Einer von vier Teasern zum Film "Tiere und andere Menschen"
Polyfilm Verleih

Fokus auf Personal und Affen

Von der im Kopierpapierkarton transportierten Schlange über einen – traurig, aber wahr – sterbenden Schwan bis zu allerhand Mutzis und Wautzis reicht der Reigen. Bei rund tausend Tieren, die hier pro Monat Asyl erhalten, glaubt man Marchetti gerne, wenn er zum Film erklärt, dass die finale Auswahl der Szenen fast ein Jahr gedauert hat.

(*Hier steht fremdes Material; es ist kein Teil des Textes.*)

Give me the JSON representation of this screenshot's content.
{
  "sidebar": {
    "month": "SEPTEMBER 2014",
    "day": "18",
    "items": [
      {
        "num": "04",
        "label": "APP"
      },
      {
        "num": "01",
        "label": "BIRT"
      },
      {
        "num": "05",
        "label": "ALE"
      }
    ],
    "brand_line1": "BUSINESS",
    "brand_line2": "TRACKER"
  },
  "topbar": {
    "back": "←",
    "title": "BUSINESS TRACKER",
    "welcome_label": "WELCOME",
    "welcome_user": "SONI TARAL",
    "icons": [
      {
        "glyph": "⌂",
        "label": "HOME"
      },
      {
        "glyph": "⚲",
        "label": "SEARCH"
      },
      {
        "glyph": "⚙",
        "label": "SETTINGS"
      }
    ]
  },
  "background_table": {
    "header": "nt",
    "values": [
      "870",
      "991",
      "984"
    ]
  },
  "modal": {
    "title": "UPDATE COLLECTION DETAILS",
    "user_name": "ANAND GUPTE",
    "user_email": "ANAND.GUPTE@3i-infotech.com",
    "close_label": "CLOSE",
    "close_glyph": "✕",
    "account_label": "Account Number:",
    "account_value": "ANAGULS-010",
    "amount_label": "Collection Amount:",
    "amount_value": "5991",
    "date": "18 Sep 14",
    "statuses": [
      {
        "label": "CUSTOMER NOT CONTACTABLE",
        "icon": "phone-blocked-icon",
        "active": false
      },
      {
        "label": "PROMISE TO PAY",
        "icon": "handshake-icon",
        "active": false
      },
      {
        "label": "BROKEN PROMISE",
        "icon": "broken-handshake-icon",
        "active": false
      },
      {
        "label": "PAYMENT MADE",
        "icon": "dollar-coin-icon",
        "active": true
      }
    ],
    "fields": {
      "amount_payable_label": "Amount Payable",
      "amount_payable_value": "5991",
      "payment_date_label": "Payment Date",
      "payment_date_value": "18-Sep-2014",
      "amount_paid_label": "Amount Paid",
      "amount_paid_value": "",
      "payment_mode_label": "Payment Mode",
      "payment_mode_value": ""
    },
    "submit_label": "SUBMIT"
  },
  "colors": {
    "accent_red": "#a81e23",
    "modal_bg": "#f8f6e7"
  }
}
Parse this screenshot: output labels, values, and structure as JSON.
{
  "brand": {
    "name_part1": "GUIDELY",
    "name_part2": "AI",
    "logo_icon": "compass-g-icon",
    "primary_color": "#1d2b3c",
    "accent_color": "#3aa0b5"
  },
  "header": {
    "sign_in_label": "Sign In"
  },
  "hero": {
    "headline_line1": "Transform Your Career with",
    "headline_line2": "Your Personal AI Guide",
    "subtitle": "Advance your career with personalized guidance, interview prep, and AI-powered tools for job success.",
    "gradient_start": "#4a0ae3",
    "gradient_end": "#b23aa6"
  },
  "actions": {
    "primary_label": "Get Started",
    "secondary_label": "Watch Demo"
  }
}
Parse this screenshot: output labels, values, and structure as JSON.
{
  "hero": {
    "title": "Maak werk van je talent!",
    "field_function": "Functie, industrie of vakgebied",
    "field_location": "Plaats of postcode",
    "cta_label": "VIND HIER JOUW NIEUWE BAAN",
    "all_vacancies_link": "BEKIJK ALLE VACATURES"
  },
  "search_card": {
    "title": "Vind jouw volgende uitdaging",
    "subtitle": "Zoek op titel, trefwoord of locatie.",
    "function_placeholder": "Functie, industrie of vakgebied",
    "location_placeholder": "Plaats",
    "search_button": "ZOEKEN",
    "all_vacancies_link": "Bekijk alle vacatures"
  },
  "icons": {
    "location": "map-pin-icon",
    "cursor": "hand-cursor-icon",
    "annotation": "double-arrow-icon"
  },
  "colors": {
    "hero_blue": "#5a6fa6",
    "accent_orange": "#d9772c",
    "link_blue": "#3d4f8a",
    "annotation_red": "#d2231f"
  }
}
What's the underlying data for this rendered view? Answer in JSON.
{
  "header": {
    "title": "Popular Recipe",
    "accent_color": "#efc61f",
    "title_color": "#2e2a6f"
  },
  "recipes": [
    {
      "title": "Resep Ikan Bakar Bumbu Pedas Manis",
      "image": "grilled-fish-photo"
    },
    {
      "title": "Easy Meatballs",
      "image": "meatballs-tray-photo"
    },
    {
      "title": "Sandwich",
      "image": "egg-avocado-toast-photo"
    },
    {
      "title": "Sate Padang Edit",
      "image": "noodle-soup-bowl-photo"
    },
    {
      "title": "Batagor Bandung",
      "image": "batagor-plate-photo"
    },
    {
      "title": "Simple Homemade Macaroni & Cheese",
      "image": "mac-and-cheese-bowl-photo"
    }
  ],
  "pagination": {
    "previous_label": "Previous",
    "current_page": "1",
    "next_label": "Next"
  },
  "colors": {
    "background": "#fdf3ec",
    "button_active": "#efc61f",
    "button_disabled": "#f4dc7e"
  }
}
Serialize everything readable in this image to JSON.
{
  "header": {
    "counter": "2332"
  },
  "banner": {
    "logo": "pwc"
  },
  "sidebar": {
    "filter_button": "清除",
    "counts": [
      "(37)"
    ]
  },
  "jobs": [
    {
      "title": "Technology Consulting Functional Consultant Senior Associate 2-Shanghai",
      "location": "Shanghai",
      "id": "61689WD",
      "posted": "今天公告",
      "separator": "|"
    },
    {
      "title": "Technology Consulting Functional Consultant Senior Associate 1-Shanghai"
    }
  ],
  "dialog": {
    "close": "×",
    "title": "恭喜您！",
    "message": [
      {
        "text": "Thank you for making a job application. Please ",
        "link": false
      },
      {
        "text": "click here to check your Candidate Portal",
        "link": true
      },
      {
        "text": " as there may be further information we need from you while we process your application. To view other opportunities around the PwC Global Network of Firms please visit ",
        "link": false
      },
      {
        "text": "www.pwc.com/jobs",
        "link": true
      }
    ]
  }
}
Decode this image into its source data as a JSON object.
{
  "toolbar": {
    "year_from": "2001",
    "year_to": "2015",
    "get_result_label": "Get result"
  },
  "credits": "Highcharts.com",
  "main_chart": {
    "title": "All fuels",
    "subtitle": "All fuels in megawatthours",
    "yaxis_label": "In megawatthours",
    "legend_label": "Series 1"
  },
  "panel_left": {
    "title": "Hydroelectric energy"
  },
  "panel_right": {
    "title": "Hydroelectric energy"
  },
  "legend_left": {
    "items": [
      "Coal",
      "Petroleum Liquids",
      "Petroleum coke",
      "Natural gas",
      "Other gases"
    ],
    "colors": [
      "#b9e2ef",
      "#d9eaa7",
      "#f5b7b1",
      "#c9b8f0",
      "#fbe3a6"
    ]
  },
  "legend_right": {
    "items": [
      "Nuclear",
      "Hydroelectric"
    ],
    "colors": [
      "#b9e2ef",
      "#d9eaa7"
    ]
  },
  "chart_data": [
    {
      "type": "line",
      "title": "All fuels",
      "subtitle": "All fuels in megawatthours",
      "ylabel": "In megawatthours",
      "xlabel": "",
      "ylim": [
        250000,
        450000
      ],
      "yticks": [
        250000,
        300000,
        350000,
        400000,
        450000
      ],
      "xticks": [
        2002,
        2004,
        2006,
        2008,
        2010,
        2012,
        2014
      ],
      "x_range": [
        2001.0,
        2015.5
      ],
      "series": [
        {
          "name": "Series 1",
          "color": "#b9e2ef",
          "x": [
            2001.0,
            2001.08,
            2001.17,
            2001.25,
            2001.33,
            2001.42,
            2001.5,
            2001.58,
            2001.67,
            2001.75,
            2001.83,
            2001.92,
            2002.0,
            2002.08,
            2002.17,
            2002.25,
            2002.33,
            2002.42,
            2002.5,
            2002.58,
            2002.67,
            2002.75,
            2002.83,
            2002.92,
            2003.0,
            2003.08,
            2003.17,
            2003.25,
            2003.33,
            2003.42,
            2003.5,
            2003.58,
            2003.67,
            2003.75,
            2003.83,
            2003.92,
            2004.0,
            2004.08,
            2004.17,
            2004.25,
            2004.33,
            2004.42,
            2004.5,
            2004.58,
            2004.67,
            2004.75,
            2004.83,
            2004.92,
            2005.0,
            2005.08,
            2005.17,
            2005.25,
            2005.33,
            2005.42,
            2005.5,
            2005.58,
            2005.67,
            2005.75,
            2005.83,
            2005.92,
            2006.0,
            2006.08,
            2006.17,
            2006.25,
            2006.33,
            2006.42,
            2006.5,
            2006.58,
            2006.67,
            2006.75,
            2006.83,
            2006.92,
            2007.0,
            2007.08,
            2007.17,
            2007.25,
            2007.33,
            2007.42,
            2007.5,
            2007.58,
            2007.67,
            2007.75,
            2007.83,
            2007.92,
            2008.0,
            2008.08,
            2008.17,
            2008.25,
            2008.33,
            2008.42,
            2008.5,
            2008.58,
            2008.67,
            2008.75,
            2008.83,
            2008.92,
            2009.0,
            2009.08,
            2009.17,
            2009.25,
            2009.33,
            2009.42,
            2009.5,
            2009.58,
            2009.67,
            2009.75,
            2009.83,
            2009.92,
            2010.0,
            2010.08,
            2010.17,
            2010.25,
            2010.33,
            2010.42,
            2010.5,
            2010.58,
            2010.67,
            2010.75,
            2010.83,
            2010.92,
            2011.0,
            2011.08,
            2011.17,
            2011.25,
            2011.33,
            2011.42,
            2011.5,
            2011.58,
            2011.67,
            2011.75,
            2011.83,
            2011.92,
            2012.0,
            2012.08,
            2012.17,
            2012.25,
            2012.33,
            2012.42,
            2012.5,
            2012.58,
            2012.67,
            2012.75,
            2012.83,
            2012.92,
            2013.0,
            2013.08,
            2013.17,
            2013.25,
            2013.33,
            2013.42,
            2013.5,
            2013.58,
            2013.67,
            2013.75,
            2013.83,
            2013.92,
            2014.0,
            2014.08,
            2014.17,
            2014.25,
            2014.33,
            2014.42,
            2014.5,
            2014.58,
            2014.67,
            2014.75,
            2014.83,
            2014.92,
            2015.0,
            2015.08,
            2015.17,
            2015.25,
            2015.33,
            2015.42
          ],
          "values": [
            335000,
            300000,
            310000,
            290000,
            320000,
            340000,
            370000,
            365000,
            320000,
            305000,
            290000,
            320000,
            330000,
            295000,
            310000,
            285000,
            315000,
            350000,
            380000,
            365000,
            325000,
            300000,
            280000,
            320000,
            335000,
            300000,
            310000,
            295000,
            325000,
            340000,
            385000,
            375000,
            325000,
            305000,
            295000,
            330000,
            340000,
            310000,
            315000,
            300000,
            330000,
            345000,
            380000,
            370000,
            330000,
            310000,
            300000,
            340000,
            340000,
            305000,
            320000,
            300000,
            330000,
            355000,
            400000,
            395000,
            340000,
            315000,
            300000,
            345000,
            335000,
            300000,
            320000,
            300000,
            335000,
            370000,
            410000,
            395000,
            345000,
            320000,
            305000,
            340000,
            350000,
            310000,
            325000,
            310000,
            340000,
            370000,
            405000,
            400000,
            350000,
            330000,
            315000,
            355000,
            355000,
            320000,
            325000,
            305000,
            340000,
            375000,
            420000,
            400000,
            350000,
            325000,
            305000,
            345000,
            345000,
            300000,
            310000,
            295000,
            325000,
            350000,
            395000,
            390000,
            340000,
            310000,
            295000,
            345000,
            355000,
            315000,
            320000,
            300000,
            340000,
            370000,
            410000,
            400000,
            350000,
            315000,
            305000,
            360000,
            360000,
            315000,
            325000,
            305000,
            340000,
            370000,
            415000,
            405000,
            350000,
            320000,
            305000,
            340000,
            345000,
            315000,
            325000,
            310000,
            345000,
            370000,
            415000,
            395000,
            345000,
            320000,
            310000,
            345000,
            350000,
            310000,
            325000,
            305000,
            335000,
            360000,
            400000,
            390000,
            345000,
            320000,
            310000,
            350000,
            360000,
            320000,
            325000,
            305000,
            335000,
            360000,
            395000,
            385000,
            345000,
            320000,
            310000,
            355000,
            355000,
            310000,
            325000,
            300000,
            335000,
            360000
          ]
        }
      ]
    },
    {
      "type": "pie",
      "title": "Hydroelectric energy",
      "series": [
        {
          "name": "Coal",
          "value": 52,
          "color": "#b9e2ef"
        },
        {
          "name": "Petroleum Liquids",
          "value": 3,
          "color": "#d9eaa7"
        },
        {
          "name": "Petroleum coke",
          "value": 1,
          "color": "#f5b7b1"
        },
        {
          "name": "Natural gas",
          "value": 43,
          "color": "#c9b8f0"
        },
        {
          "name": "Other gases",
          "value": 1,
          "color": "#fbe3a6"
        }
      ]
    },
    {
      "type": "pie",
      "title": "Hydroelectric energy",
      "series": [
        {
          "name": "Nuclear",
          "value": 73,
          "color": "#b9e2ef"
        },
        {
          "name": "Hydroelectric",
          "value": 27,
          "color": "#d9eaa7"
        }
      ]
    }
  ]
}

Das meiste Gewicht erhält, auch in emotionaler Hinsicht, die Arbeit des Personals mit einem Schimpansenpaar, das wohl schon vor einiger Zeit in Vösendorf Quartier bezogen hat. Immer wieder kehrt Marchetti zu den Menschenaffen zurück, zeigt, wie sie Cracker, Trauben und Trinkhalme durch die Gitterstäbe gereicht bekommen, an den Käfigtüren rütteln und schließlich auch auf ein mögliches Herz- oder Venenleiden untersucht werden.

Die dazu angereisten Fachkräfte aus dem Zoo Schönbrunn betäuben dabei stilecht mit Blasrohr und nutzen die Gelegenheit gleich für eine Kürzung der Affenfingernägel.

Tischmanieren der Vögel

Auch wenn sie nicht überrascht, so ist es doch die Menschlichkeit der Primaten, die jene Szenen so berührend macht und das zentrale Thema des verantwortungsvollen Umgangs miteinander am deutlichsten in den Vordergrund rückt. Unerwarteter und dadurch umso witziger ist der Einblick in die Pflege der gefiederten Schützlinge der Arbeitsgemeinschaft Papageienschutz, die an eine Kinderkrippe erinnert. Hier werden den Vögeln nicht nur augenzwinkernd ordentliche Tischmanieren abverlangt, sondern auch Bilderbücher vorgelesen.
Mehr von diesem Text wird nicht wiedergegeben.